On 6=D4=C28=C8=D5, =CF=C2=CE=E72=CA=B133=B7=D6, "wye... at gmail.com" <wye...@g=
mail.com> wrote:
> Recently I came across a puzzling problem which I believed to be
> related to the function N.
>
> My platform is Mathematica 6.0 for Microsoft Windows (32-bit).
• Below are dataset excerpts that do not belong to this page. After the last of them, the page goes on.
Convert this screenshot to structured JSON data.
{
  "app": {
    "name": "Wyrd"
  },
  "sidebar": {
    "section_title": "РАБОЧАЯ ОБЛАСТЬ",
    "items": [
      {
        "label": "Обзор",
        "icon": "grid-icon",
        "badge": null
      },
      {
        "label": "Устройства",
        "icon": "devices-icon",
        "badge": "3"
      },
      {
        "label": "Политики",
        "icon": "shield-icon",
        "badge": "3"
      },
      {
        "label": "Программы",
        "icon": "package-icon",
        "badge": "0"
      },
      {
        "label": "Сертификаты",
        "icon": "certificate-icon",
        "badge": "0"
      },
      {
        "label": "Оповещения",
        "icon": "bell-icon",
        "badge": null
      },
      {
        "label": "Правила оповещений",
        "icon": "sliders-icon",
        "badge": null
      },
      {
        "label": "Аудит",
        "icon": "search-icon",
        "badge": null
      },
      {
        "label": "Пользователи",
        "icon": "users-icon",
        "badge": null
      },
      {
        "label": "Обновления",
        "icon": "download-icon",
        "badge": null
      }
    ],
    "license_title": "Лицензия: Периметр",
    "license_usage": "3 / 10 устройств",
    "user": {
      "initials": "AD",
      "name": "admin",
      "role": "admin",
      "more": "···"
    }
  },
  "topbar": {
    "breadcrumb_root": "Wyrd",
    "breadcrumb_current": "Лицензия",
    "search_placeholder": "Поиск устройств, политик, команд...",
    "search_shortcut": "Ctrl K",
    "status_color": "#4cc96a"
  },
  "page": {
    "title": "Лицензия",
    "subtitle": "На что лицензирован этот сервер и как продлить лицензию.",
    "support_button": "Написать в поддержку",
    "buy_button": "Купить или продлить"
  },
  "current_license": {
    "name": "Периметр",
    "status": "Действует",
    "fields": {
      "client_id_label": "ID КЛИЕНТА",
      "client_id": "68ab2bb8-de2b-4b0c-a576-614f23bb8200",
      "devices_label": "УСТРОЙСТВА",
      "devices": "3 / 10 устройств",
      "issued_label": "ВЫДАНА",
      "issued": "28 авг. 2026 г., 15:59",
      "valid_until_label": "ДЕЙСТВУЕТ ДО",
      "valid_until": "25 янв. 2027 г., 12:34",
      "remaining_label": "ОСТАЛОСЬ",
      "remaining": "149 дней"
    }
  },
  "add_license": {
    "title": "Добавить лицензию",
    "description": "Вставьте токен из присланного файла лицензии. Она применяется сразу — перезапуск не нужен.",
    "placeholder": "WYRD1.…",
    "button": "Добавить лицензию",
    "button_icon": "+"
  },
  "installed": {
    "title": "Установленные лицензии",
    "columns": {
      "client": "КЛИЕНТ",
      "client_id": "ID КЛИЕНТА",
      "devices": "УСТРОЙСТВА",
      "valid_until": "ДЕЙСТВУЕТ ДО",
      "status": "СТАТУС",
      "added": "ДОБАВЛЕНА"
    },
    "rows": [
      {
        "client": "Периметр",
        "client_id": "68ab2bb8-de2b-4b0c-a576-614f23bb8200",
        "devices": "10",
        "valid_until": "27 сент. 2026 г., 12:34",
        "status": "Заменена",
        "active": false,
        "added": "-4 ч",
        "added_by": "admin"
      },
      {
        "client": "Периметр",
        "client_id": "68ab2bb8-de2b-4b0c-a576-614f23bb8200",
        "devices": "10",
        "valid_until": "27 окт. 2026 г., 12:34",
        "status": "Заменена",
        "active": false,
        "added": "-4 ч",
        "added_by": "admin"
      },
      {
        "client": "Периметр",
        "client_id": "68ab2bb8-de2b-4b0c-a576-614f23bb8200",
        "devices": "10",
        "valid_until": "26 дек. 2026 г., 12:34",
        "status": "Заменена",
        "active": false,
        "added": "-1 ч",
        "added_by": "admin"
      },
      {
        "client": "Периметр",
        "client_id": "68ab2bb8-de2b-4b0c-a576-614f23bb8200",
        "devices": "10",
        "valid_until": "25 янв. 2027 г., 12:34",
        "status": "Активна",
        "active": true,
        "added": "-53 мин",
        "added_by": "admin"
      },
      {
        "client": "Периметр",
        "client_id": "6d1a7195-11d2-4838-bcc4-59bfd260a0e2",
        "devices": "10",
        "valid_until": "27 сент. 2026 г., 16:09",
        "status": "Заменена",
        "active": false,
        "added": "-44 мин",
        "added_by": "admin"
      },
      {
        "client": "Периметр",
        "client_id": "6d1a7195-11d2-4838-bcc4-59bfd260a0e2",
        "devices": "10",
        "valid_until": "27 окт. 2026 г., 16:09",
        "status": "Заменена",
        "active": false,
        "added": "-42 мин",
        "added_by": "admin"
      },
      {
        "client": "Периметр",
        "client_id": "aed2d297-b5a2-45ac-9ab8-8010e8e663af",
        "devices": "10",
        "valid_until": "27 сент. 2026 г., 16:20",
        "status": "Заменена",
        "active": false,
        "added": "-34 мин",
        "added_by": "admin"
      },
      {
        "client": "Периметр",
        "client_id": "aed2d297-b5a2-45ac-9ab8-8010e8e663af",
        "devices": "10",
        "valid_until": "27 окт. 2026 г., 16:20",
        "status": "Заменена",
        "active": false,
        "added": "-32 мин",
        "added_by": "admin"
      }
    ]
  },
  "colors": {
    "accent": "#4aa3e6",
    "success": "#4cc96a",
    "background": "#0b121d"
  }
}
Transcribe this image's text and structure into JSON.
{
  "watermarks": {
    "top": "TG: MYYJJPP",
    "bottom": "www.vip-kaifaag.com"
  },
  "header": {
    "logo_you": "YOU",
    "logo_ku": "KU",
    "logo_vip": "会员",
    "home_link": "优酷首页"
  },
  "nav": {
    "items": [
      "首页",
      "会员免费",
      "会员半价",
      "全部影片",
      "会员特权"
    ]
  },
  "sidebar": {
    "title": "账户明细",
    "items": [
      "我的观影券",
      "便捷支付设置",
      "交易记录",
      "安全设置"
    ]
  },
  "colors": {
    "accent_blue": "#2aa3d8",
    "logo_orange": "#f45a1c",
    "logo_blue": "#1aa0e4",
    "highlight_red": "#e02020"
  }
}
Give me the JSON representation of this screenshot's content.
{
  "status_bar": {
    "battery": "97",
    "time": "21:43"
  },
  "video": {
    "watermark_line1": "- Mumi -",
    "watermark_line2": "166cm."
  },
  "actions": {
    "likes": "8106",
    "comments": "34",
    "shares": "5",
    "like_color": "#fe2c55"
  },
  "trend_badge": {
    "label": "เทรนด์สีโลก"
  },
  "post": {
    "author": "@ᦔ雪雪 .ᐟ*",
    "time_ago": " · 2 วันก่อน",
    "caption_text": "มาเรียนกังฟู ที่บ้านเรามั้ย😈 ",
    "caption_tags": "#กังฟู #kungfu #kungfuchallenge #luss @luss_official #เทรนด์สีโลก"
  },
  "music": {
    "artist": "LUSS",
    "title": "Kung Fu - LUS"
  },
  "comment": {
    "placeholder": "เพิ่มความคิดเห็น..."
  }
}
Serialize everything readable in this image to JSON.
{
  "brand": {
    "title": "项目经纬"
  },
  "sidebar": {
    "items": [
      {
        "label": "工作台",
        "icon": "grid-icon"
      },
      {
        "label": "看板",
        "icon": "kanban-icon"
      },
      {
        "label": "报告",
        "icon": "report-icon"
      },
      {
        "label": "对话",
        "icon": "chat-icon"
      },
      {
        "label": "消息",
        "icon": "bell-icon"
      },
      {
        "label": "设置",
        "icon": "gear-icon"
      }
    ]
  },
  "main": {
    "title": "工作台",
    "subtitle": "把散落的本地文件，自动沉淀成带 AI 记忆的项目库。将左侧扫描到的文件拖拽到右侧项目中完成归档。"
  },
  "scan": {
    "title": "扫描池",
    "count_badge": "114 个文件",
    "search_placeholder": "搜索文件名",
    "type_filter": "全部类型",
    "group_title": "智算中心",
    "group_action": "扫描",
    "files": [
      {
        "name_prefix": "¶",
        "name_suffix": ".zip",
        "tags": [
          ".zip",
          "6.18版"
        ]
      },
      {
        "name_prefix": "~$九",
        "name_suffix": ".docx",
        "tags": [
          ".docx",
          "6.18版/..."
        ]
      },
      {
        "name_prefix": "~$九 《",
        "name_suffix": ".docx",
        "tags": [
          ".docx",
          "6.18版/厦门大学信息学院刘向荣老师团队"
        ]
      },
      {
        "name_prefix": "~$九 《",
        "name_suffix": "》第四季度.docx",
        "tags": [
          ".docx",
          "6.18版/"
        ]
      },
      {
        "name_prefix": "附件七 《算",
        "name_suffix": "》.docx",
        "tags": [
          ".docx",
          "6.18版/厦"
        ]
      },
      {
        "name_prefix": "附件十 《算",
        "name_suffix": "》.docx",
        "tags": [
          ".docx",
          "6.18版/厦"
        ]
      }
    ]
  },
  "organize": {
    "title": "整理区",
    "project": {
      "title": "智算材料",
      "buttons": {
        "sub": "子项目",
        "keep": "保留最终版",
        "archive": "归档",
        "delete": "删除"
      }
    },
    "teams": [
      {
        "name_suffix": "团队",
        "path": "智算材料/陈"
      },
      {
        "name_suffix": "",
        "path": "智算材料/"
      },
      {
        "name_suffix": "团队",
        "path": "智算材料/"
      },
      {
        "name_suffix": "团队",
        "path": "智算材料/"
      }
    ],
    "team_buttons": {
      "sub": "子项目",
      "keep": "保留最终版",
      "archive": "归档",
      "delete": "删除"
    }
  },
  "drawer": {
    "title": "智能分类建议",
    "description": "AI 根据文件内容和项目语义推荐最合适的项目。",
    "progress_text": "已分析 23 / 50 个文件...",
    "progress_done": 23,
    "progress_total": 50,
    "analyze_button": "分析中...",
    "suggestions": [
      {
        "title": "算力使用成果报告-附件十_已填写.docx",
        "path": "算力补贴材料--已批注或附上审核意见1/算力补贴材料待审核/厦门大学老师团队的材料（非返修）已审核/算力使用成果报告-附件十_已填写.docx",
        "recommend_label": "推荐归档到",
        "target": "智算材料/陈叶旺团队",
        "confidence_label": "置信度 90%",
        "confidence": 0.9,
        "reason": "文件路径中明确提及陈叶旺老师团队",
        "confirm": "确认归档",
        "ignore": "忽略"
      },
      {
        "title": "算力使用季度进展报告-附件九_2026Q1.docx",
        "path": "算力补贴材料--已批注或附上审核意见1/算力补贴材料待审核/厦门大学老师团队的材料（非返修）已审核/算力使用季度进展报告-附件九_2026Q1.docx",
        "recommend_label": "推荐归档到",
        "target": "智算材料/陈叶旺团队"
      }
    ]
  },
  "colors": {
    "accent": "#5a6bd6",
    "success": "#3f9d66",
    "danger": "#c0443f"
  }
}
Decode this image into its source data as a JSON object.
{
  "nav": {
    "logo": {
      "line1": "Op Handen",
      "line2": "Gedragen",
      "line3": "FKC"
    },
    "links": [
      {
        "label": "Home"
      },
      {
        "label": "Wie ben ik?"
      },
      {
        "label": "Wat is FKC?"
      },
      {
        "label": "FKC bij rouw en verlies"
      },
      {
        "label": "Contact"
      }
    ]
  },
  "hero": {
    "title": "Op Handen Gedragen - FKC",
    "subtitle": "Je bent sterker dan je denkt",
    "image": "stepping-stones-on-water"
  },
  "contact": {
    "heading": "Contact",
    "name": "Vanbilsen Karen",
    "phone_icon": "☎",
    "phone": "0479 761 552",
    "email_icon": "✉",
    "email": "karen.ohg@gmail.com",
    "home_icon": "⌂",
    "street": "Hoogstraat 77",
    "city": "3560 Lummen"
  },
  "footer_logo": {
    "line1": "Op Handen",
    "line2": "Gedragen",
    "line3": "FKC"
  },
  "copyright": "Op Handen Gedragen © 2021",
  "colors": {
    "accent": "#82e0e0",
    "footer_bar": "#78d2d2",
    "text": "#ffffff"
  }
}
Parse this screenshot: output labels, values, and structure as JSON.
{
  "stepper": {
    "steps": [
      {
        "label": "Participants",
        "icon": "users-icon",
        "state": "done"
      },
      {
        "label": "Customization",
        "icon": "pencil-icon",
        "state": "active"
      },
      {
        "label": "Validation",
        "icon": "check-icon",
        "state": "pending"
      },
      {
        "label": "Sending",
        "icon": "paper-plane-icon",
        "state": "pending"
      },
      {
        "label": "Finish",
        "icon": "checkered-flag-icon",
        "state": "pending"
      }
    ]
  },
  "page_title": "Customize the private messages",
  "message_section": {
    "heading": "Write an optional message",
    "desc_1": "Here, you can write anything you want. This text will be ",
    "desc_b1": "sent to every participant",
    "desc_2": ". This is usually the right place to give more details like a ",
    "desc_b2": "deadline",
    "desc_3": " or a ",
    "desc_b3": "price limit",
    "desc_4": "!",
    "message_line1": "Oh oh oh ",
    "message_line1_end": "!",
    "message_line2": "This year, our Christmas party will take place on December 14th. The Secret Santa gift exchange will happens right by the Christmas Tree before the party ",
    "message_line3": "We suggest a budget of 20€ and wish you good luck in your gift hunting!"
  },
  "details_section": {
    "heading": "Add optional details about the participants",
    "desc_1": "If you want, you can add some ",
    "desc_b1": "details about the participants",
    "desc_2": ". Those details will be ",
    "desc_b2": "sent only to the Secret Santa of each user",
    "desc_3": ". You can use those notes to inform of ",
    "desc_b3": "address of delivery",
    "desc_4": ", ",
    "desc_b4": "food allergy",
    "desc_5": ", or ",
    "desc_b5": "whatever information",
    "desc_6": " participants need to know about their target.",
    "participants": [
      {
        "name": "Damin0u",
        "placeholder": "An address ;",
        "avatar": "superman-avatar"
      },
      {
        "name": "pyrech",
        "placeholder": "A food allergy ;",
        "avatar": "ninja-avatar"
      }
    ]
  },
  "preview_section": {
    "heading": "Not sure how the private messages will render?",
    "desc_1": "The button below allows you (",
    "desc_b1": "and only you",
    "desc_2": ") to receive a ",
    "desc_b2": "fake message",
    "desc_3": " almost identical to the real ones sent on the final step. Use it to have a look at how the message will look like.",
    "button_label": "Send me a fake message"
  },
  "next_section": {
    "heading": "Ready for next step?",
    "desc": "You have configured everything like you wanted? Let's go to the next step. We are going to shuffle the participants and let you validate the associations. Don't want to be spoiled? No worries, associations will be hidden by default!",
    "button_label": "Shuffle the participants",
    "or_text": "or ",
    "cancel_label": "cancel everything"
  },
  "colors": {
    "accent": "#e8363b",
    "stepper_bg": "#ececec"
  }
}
When
> calculating the following
> integral, I got different results from Integrate & NIntegrate:
>
>           In[1]:= Integrate[BesselJ[0, 2.405 * r]^2, {r, 0, 20}]
>
>           Out[1]= 0.
>
>           In[2]:= NIntegrate[BesselJ[0, 2.405 * r]^2, {r, 0, 20}]
>
>           Out[2]= 0.864755
>
> Guessing a problem caused by numerical number 2.405, I rewrote it as
> an exact number:
>
>           In[3]:= Integrate[BesselJ[0, (2 + 405/1000)*r]^2, {r, 0,
> 20}]
>
>           Out[3]= 20*HypergeometricPFQ[{1/2, 1/2}, {1, 1, 3/2}, -
> (231361/100)]
>
> then evaluated the numerical value, which was surprisingly still 0.:
>
>           In[4]:= N[%]
>
>           Out[4]= 0.
>
> but evaluating with 6-digit precision gave the same result as
> NIntegrate:
>
>           In[5]:= N[%%,6]
>
>           Out[5]= 0.864755
>
> In help page for N it said "N[expr] is equivalent to
> N[expr,MachinePrecision]", but evaluating with a
> approximate precision didn't gave 0.:
>
>           In[6]:= N[MachinePrecision]
>
>           Out[6]= 15.9546
>
>           In[7]:= N[%3,15.9546]
>
>           Out[7]= 0.8647551857405188
>
> I wonder is this caused by the function N ,or whether I should just
> turn to another OS (say Linux) and things will go well.
>
> Thanks a lot for your reply!

Thanks for all your replies:)

It seems I have mixed

$MachinePrecision-digit precision (where $MachinePrecision = "number
of decimal digits of machine-precision"), which is an arbitrary
precision algorithm

and

MachinePrecision = "machine-number precision", which is a machine
precision algorithm.
This led to a confusion at In[7].

And I haven't realized the precision requirements from the
intermediate steps, which may require more than 16 digits.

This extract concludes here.